On November 3, 2014, we renewed our committed receivables sales facility program through Cardinal Health Funding, LLC ("CHF") until November 3, 2017 and increased the size of the facility from $700 million to $950 million. During fiscal 2016, we reduced the size of the committed receivables sales facility program from $950 million to $700 million in connection with the increase of credit under the revolving credit facility as noted above. CHF was organized for the sole purpose of buying receivables and selling undivided interests in those receivables to third-party purchasers. Although consolidated with Cardinal Health, Inc. in accordance with GAAP, CHF is a separate legal entity from Cardinal Health, Inc. and from our subsidiary that sells receivables to CHF. CHF is designed to be a special purpose, bankruptcy-remote entity whose assets are available solely to satisfy the claims of its creditors.

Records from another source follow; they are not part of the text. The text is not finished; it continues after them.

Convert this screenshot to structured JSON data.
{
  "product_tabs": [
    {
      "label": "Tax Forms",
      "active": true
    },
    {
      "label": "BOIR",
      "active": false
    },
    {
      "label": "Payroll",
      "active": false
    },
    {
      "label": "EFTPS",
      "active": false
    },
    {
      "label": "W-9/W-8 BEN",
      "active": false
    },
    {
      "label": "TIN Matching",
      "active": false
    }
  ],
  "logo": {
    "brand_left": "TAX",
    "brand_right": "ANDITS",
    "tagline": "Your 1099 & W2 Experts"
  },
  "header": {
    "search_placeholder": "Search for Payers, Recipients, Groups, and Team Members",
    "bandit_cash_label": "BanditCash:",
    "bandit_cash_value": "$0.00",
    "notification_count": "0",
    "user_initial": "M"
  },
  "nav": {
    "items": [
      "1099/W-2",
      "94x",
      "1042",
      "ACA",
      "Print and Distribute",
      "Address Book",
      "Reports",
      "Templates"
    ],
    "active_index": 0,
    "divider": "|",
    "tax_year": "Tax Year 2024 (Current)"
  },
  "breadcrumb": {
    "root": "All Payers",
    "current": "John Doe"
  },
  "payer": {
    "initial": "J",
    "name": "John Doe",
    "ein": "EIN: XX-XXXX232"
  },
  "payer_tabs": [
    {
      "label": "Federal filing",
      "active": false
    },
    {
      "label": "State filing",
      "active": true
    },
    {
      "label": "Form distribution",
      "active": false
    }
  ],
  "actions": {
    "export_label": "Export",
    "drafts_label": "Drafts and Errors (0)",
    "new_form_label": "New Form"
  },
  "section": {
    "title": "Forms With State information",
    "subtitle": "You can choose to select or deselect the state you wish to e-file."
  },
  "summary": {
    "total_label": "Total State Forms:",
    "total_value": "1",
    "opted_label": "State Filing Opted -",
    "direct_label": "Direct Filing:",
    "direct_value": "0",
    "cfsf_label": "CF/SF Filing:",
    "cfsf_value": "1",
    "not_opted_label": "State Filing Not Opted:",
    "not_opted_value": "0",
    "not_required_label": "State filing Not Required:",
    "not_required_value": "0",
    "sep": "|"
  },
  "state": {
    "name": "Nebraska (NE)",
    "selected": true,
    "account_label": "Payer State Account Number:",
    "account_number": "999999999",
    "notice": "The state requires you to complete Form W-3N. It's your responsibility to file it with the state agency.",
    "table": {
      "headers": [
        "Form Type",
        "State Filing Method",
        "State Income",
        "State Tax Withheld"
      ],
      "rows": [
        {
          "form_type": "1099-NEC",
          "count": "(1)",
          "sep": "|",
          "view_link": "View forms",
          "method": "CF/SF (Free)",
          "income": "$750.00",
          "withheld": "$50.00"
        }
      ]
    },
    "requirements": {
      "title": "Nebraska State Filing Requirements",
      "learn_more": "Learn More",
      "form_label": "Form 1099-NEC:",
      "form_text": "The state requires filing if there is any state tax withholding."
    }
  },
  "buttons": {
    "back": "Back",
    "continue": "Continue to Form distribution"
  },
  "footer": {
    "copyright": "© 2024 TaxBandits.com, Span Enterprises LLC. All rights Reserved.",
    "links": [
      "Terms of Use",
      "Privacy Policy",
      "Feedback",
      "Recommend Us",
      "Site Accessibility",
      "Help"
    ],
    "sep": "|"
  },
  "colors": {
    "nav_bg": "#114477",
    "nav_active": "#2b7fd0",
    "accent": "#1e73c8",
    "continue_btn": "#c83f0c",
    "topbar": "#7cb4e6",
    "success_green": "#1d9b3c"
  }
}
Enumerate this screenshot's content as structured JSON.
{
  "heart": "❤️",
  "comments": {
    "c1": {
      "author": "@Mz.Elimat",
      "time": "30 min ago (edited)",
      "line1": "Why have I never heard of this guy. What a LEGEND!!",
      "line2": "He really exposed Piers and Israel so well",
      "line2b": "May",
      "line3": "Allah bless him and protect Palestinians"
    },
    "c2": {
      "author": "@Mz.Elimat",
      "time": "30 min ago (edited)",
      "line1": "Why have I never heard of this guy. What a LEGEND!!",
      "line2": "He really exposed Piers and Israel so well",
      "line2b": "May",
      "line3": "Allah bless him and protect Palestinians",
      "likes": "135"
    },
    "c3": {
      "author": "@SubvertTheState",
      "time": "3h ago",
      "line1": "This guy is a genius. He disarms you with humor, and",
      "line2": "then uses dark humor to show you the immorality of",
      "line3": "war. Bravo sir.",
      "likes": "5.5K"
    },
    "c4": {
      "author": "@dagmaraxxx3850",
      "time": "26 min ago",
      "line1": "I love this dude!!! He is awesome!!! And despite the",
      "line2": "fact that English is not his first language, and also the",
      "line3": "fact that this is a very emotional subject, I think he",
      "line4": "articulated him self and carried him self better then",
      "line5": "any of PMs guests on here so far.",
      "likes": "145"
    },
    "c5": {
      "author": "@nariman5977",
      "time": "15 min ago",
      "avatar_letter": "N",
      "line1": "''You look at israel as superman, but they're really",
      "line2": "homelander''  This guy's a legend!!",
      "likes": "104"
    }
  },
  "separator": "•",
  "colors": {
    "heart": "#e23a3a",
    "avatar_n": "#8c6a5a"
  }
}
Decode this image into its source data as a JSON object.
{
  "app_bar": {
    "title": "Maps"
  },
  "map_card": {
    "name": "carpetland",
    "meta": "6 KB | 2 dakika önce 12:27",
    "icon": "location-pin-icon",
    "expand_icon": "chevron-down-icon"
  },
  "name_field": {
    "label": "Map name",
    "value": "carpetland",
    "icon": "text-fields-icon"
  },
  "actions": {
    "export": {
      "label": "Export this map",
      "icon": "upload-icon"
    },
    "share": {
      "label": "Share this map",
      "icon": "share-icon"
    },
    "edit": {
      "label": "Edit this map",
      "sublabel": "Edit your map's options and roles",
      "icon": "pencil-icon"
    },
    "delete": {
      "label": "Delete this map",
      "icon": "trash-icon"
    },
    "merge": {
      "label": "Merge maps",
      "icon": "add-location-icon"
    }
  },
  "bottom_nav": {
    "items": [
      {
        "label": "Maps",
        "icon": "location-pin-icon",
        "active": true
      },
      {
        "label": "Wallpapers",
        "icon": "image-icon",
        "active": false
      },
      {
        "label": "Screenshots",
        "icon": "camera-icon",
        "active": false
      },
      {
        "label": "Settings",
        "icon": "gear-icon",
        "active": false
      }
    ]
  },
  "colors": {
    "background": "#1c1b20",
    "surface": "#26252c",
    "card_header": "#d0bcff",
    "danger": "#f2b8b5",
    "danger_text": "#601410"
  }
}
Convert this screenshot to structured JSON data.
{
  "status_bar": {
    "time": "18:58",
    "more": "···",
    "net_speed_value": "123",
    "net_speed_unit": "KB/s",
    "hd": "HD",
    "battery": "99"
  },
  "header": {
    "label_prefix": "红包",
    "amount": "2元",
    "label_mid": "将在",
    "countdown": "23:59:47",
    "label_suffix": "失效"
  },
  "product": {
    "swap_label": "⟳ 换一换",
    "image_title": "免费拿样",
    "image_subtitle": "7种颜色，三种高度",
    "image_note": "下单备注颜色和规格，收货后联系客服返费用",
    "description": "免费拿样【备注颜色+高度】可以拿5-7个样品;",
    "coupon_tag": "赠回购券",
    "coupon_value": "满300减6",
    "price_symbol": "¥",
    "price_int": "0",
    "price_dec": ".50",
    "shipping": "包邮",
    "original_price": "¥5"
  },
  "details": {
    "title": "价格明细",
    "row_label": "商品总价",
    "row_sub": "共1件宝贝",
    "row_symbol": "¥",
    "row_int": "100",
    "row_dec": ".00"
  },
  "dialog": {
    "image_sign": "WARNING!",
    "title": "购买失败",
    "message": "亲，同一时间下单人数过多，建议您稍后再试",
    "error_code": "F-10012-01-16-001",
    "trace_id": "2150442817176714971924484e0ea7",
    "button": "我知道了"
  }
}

We had no outstanding balance under the committed receivable sales facility program at June 30, 2016 and 2015. Availability on the committed receivable sales facility program was reduced by outstanding letters of credit of $40 million and $41 million on June 30, 2016 and 2015, respectively.
Our revolving credit facility and committed receivables sales facility program require us to maintain a consolidated leverage ratio of no more than 3.25-to-1 and our committed receivables sales facility also requires us to maintain a consolidated interest coverage ratio, as of the end of any calendar quarter, of at least 4-to-1. As of June 30, 2016, we were in compliance with these financial covenants.
We also maintain other short-term credit facilities and an unsecured line of credit that allowed for borrowings up to $699 million and $439 million at June 30, 2016 and 2015, respectively. The $330 million and $312 million balance of other obligations at June 30, 2016 and 2015, respectively, consisted of short-term borrowings and capital leases.